As fast as if happened, I pulled away, terrified of his eyes opening and catching me in the act. What the hell is wrong with me?
When I knew I couldn’t answer that, I retreated from the office, shutting the door quietly behind me as though fleeing from the scene of a crime. Harrison would return soon, and I’d wait elsewhere on the floor for that.
Clearly, I couldn’t be trusted on my own—hot men beware…
* * * *
Seeing Harrison drive still felt strange. He often used drivers, and he sure as fuck fit in the back of a town car. Him driving himself was like seeing him do dishes or clean the toilet. He had the look of a spoiled, rich model, and that didn’t fit with him doing anything for himself.
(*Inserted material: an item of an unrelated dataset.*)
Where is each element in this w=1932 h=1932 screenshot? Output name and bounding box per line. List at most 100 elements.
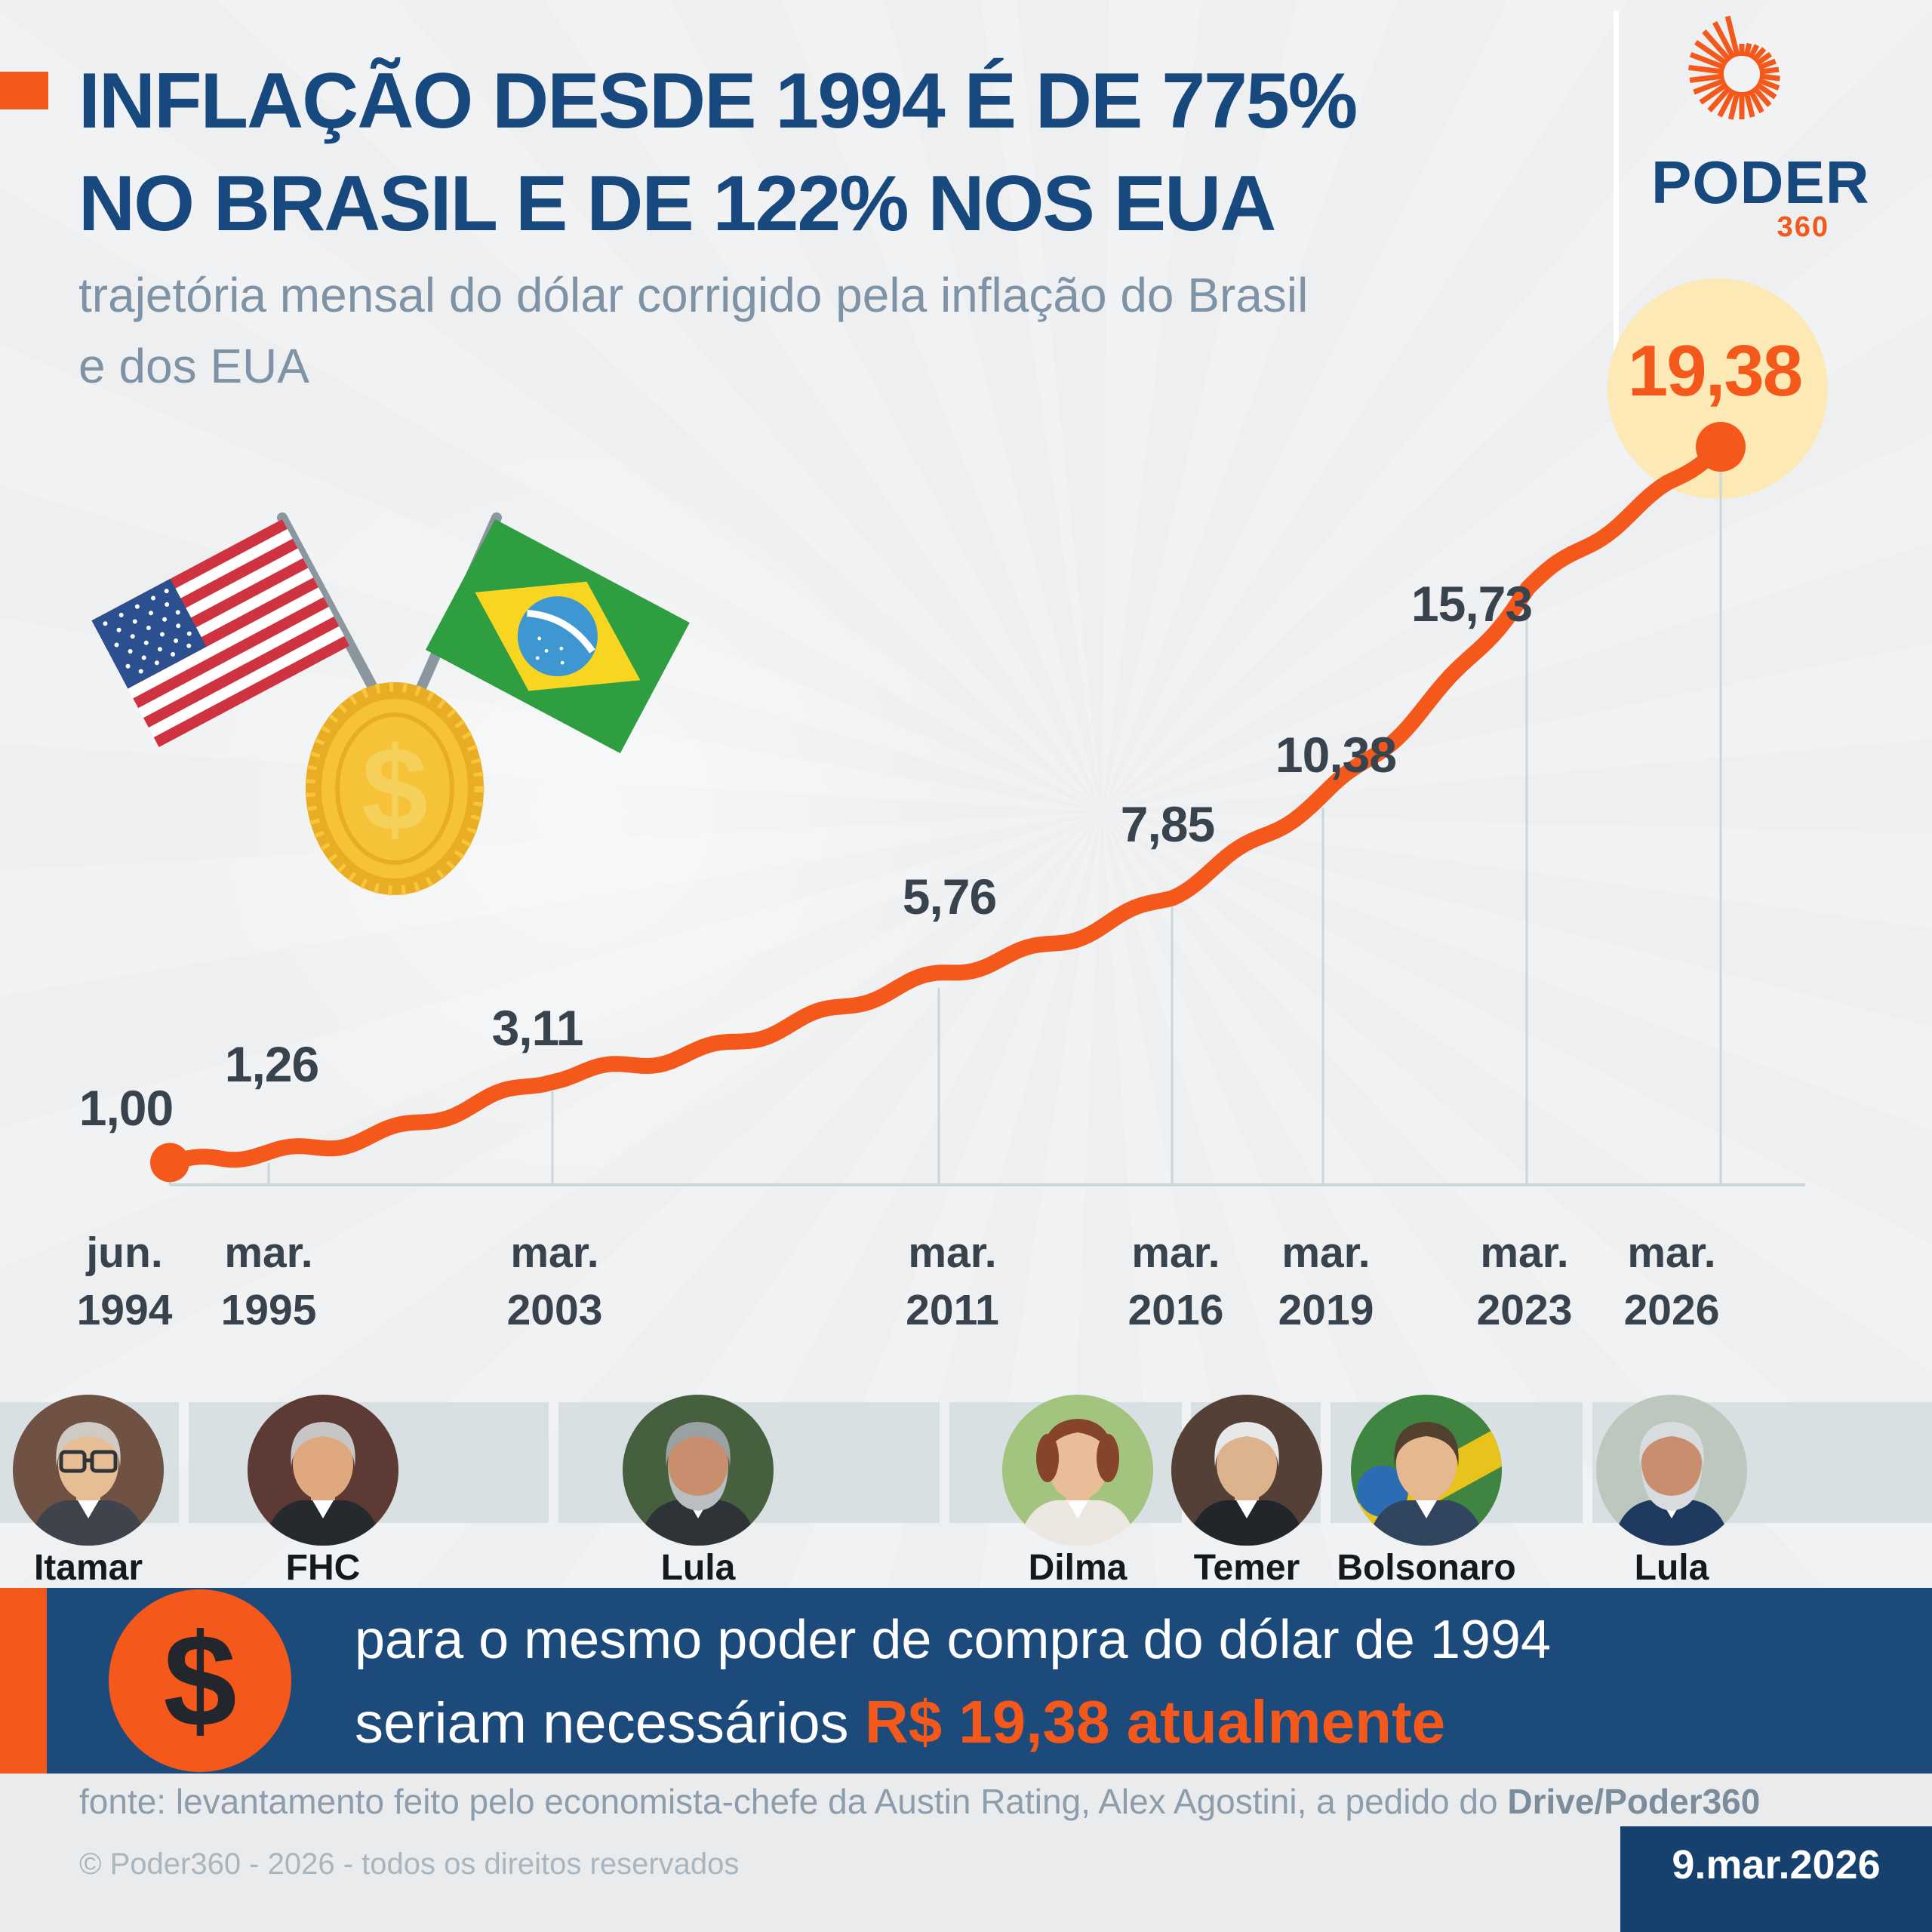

“I am sorry it took so long,” he said as he drove toward his house. “I had hoped I would be back before it got so late, but that failed to happen.”
“What were you doing?”
“I told you—a meeting.”
“Sure, but a meeting with who? Was it really just a booty call and you’re too embarrassed to tell me? Was she, like, a four?” I snorted at my own stupid joke. I couldn’t imagine Harrison out on the prowl like that. Sure, I’d slept with him, so I knew he was good in bed, but the game to get someone into that bed that I couldn’t picture him playing.
And the side-eye he gave me said he hadn’t been picking up chicks and he couldn’t believe I’d suggest something that stupid.
You clearly don’t know just how stupid I can be.